When choosing a computer monitor, always take into account the type of panel display uses in addition to the other technical specifications. Flat screens LCD monitors primarily use three different panel types: TN, IPS or VA (in its different forms). The choice of panel is very important, as it determines whether the monitor is responsive enough for your first-person shooters, good at reproducing colors if you work with design or photography, or in some cases both.

Different Monitor Panel Types

The most common type of  panel type is the TN–twisted nematic.  The others are Vertical Alignment (VA) and In-Plane switching (IPS). Additionally there are different versions of the latter two display types. VA computer monitors primarily come in two versions: Patterned Vertical Alignment (PVA) and Multi-domain Vertical Alignment (MVA). Each technology has its pros and cons and what to look for depends on what you plan on using your monitor for.


TN (Twisted Nematic) is the most common technology and also the oldest. The main advantage is that it provides the shortest response times, making them good for gaming. In combination with LED back-lighting, TN monitors also offer high brightness and draw less power than competing technologies. Another important factor is that they are cheap to manufacture, resulting in low prices for end users.

The drawbacks to the technology is the color shifts that occur at wider viewing angles. There are large differences in quality between different products, but the lower-end ones will exhibit color shift even at moderate angle changes. A TN-based display can usually be identified through these color distortions when viewing the picture from above or from the sides.

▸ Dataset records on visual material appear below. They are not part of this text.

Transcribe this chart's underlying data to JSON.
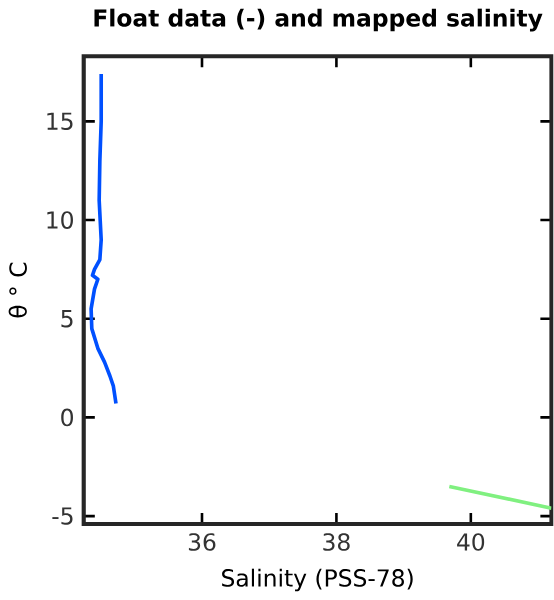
{
  "chart_data": {
    "type": "line",
    "title": "Float data (-) and mapped salinity",
    "xlabel": "Salinity (PSS-78)",
    "ylabel": "θ ° C",
    "xlim": [
      34.24,
      41.2
    ],
    "ylim": [
      -5.4,
      18.3
    ],
    "xticks": [
      36,
      38,
      40
    ],
    "yticks": [
      -5,
      0,
      5,
      10,
      15
    ],
    "grid": false,
    "series": [
      {
        "color": "#0050ff",
        "x": [
          34.5,
          34.5,
          34.48,
          34.47,
          34.5,
          34.48,
          34.4,
          34.37,
          34.45,
          34.4,
          34.35,
          34.36,
          34.45,
          34.55,
          34.63,
          34.68,
          34.72
        ],
        "values": [
          17.4,
          15,
          13,
          11,
          9,
          8,
          7.5,
          7.2,
          7.0,
          6.5,
          5.5,
          4.5,
          3.5,
          2.8,
          2.1,
          1.6,
          0.7
        ]
      },
      {
        "color": "#80f080",
        "x": [
          39.68,
          41.2
        ],
        "values": [
          -3.5,
          -4.6
        ]
      }
    ]
  }
}
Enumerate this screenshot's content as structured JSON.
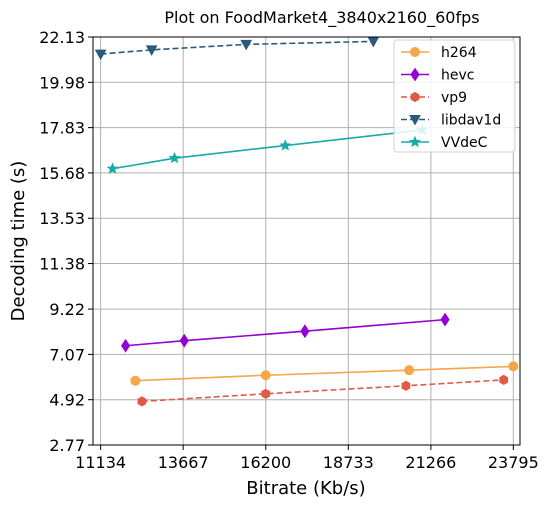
{
  "chart_data": {
    "type": "line",
    "title": "Plot on FoodMarket4_3840x2160_60fps",
    "xlabel": "Bitrate (Kb/s)",
    "ylabel": "Decoding time (s)",
    "xlim": [
      10900,
      24000
    ],
    "ylim": [
      2.77,
      22.13
    ],
    "x_ticks": [
      11134,
      13667,
      16200,
      18733,
      21266,
      23795
    ],
    "y_ticks": [
      2.77,
      4.92,
      7.07,
      9.22,
      11.38,
      13.53,
      15.68,
      17.83,
      19.98,
      22.13
    ],
    "grid": true,
    "legend_position": "top-right",
    "series": [
      {
        "name": "h264",
        "color": "#f5a54a",
        "marker": "circle",
        "dash": "solid",
        "x": [
          12200,
          16200,
          20600,
          23795
        ],
        "y": [
          5.82,
          6.08,
          6.32,
          6.5
        ]
      },
      {
        "name": "hevc",
        "color": "#9400d3",
        "marker": "diamond",
        "dash": "solid",
        "x": [
          11900,
          13700,
          17400,
          21700
        ],
        "y": [
          7.48,
          7.72,
          8.17,
          8.72
        ]
      },
      {
        "name": "vp9",
        "color": "#e05a47",
        "marker": "hexagon",
        "dash": "dashed",
        "x": [
          12400,
          16200,
          20500,
          23500
        ],
        "y": [
          4.84,
          5.2,
          5.58,
          5.86
        ]
      },
      {
        "name": "libdav1d",
        "color": "#2b5a7a",
        "marker": "triangle-down",
        "dash": "dashed",
        "x": [
          11134,
          12700,
          15600,
          19500
        ],
        "y": [
          21.32,
          21.52,
          21.78,
          21.92
        ]
      },
      {
        "name": "VVdeC",
        "color": "#19aaaa",
        "marker": "star",
        "dash": "solid",
        "x": [
          11500,
          13400,
          16800,
          21000
        ],
        "y": [
          15.88,
          16.38,
          16.98,
          17.72
        ]
      }
    ]
  }
}
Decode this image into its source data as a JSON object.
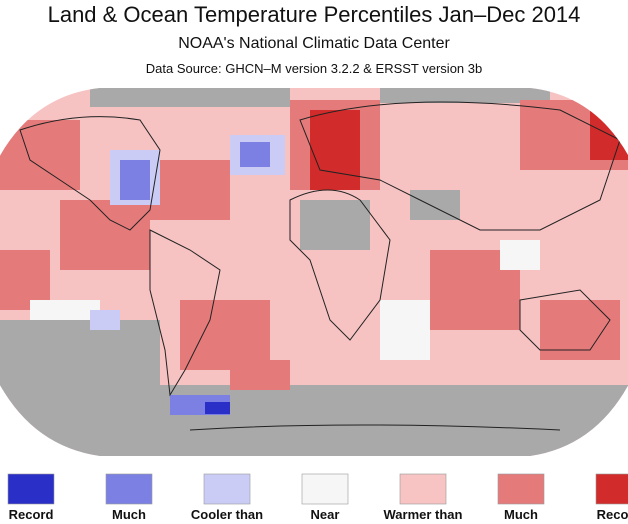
{
  "header": {
    "title": "Land & Ocean Temperature Percentiles Jan–Dec 2014",
    "subtitle": "NOAA's National Climatic Data Center",
    "source": "Data Source: GHCN–M version 3.2.2 & ERSST version 3b"
  },
  "legend": {
    "items": [
      {
        "label": "Record",
        "color": "#2a2fc8"
      },
      {
        "label": "Much",
        "color": "#7c80e2"
      },
      {
        "label": "Cooler than",
        "color": "#cbccf6"
      },
      {
        "label": "Near",
        "color": "#f6f6f6"
      },
      {
        "label": "Warmer than",
        "color": "#f7c3c3"
      },
      {
        "label": "Much",
        "color": "#e57a7a"
      },
      {
        "label": "Record",
        "color": "#d22b2b"
      }
    ]
  }
}
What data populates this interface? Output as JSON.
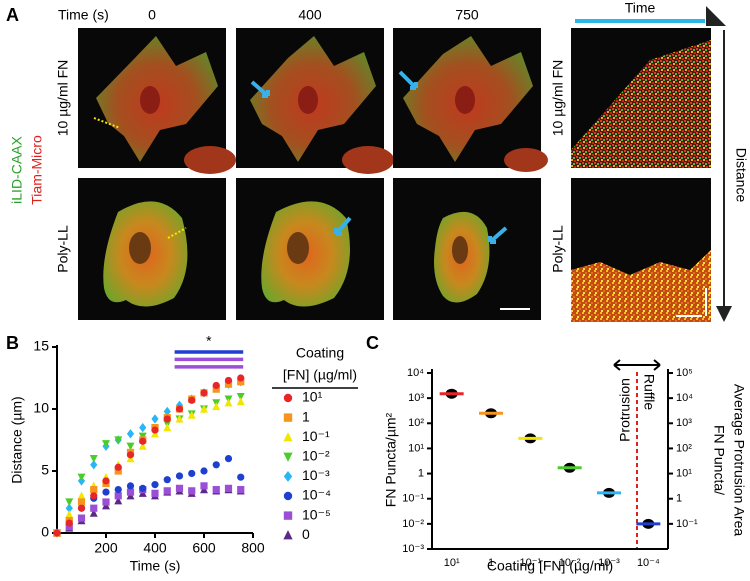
{
  "panel_a": {
    "label": "A",
    "time_label": "Time (s)",
    "times": [
      "0",
      "400",
      "750"
    ],
    "rows": [
      "10 µg/ml FN",
      "Poly-LL"
    ],
    "channels": [
      "iLID-CAAX",
      "Tiam-Micro"
    ],
    "kymograph": {
      "time_label": "Time",
      "distance_label": "Distance",
      "rows": [
        "10 µg/ml FN",
        "Poly-LL"
      ]
    }
  },
  "chart_data": [
    {
      "panel_label": "B",
      "type": "scatter",
      "x_label": "Time (s)",
      "y_label": "Distance (µm)",
      "legend_title": [
        "Coating",
        "[FN] (µg/ml)"
      ],
      "x": [
        0,
        50,
        100,
        150,
        200,
        250,
        300,
        350,
        400,
        450,
        500,
        550,
        600,
        650,
        700,
        750
      ],
      "series": [
        {
          "name": "10¹",
          "color": "#e8262a",
          "marker": "circle",
          "values": [
            0,
            0.8,
            2,
            3,
            4.2,
            5.3,
            6.3,
            7.4,
            8.3,
            9.2,
            10,
            10.7,
            11.3,
            11.9,
            12.3,
            12.5
          ]
        },
        {
          "name": "1",
          "color": "#f7941d",
          "marker": "square",
          "values": [
            0,
            1,
            2.5,
            3.5,
            4,
            5,
            6.5,
            7.5,
            8.5,
            9.3,
            10,
            10.8,
            11.3,
            11.6,
            12,
            12.2
          ]
        },
        {
          "name": "10⁻¹",
          "color": "#f2e600",
          "marker": "triangle-up",
          "values": [
            0,
            1.5,
            3,
            3.8,
            4.5,
            5.5,
            6,
            7,
            8,
            8.5,
            9.2,
            9.5,
            10,
            10.2,
            10.5,
            10.6
          ]
        },
        {
          "name": "10⁻²",
          "color": "#4ccc2b",
          "marker": "triangle-down",
          "values": [
            0,
            2.5,
            4.5,
            6,
            7.2,
            7.5,
            7,
            7.8,
            8.3,
            8.8,
            9.2,
            9.6,
            10,
            10.5,
            10.8,
            11
          ]
        },
        {
          "name": "10⁻³",
          "color": "#29b6f6",
          "marker": "diamond",
          "values": [
            0,
            2,
            4.2,
            5.5,
            7,
            7.5,
            8,
            8.5,
            9.2,
            9.8,
            10.3,
            10.8,
            11.3,
            11.8,
            12,
            12.2
          ]
        },
        {
          "name": "10⁻⁴",
          "color": "#1f3fcf",
          "marker": "circle",
          "values": [
            0,
            1,
            2,
            2.8,
            3.3,
            3.5,
            3.8,
            3.6,
            3.9,
            4.3,
            4.6,
            4.8,
            5,
            5.5,
            6,
            4.5
          ]
        },
        {
          "name": "10⁻⁵",
          "color": "#9b4fd6",
          "marker": "square",
          "values": [
            0,
            0.5,
            1.2,
            2,
            2.5,
            3,
            3.3,
            3.5,
            3.2,
            3.4,
            3.6,
            3.4,
            3.8,
            3.5,
            3.6,
            3.5
          ]
        },
        {
          "name": "0",
          "color": "#5b2a86",
          "marker": "triangle-up",
          "values": [
            0,
            0.4,
            1,
            1.6,
            2.2,
            2.6,
            3,
            3.2,
            3,
            3.3,
            3.4,
            3.2,
            3.5,
            3.4,
            3.5,
            3.4
          ]
        }
      ],
      "xlim": [
        0,
        800
      ],
      "xticks": [
        200,
        400,
        600,
        800
      ],
      "ylim": [
        0,
        15
      ],
      "yticks": [
        0,
        5,
        10,
        15
      ],
      "significance": {
        "label": "*",
        "x_range": [
          480,
          760
        ],
        "levels": [
          14.6,
          14.0,
          13.4
        ],
        "colors": [
          "#1f3fcf",
          "#9b4fd6",
          "#9b4fd6"
        ]
      }
    },
    {
      "panel_label": "C",
      "type": "dot",
      "x_label": "Coating [FN] (µg/ml)",
      "y_label": "FN Puncta/µm²",
      "y2_label": [
        "FN Puncta/",
        "Average Protrusion Area"
      ],
      "categories": [
        "10¹",
        "1",
        "10⁻¹",
        "10⁻²",
        "10⁻³",
        "10⁻⁴"
      ],
      "values": [
        1500,
        250,
        25,
        1.7,
        0.17,
        0.01
      ],
      "colors": [
        "#e8262a",
        "#f7941d",
        "#f2e600",
        "#4ccc2b",
        "#29b6f6",
        "#1f3fcf"
      ],
      "log_y": true,
      "ylim": [
        0.001,
        10000
      ],
      "yticks": [
        {
          "value": 10000,
          "label": "10⁴"
        },
        {
          "value": 1000,
          "label": "10³"
        },
        {
          "value": 100,
          "label": "10²"
        },
        {
          "value": 10,
          "label": "10¹"
        },
        1,
        {
          "value": 0.1,
          "label": "10⁻¹"
        },
        {
          "value": 0.01,
          "label": "10⁻²"
        },
        {
          "value": 0.001,
          "label": "10⁻³"
        }
      ],
      "y2lim": [
        0.01,
        100000
      ],
      "y2ticks": [
        {
          "value": 100000,
          "label": "10⁵"
        },
        {
          "value": 10000,
          "label": "10⁴"
        },
        {
          "value": 1000,
          "label": "10³"
        },
        {
          "value": 100,
          "label": "10²"
        },
        {
          "value": 10,
          "label": "10¹"
        },
        1,
        {
          "value": 0.1,
          "label": "10⁻¹"
        }
      ],
      "regions": [
        "Protrusion",
        "Ruffle"
      ]
    }
  ]
}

The main advantages with IPS monitors is that the technology offer noticeably better color reproduction as well as much better viewing angles. The downside used to be a difficulty to emphasize blacks, which in turn meant problems with the contrast. IPS panels were also very expensive and slow in the beginning.

Now the manufacturers have started producing so-called Super-IPS (S-IPS) panels at reasonable prices. Response times have crept down considerably and the contrast is much better. In addition, color display and the options to calibrate the colors are superior to the other panel types. IPS panels keep colors constant, even in sharp angles.

VA – MVA and PVA

Further developments have led to MVA and PVA, where the manufacturers are trying to find a technique that would combine the advantages of both TN and IPS. MVA panels offer good viewing angles and generally better blacks and contrast than either TN or IPS panels. Their response times also look good on paper, but unfortunately not in the real world

Even if the response time for white to black is low, it is often considerably higher between two dark tones, leading to Ghosting effects. Another weakness is the color reproduction, which in itself is better than TN but not as good as IPS. PVA panels are in many ways similar to MVA, but have even better blacks and great contrast. The problem with ghosting remains, however.


As you have probably gathered by now, there is no single type of LCD that is good at everything. What panel type you choose must be a compromise based on how you use the monitor. Gamers will generally be happy with TN panels and their exceptional response time. Photographers and graphic designers should buy an IPS monitor instead.

If you are a writer or work in any other field where contrast is an important factor you should have a look at a monitor with an MVA or PVA panel. If you use the screen to the little bit of everything, you might choose a TN-based monitor to save money or a high-end IPS with low response time if you won’t settle for just the mere basics.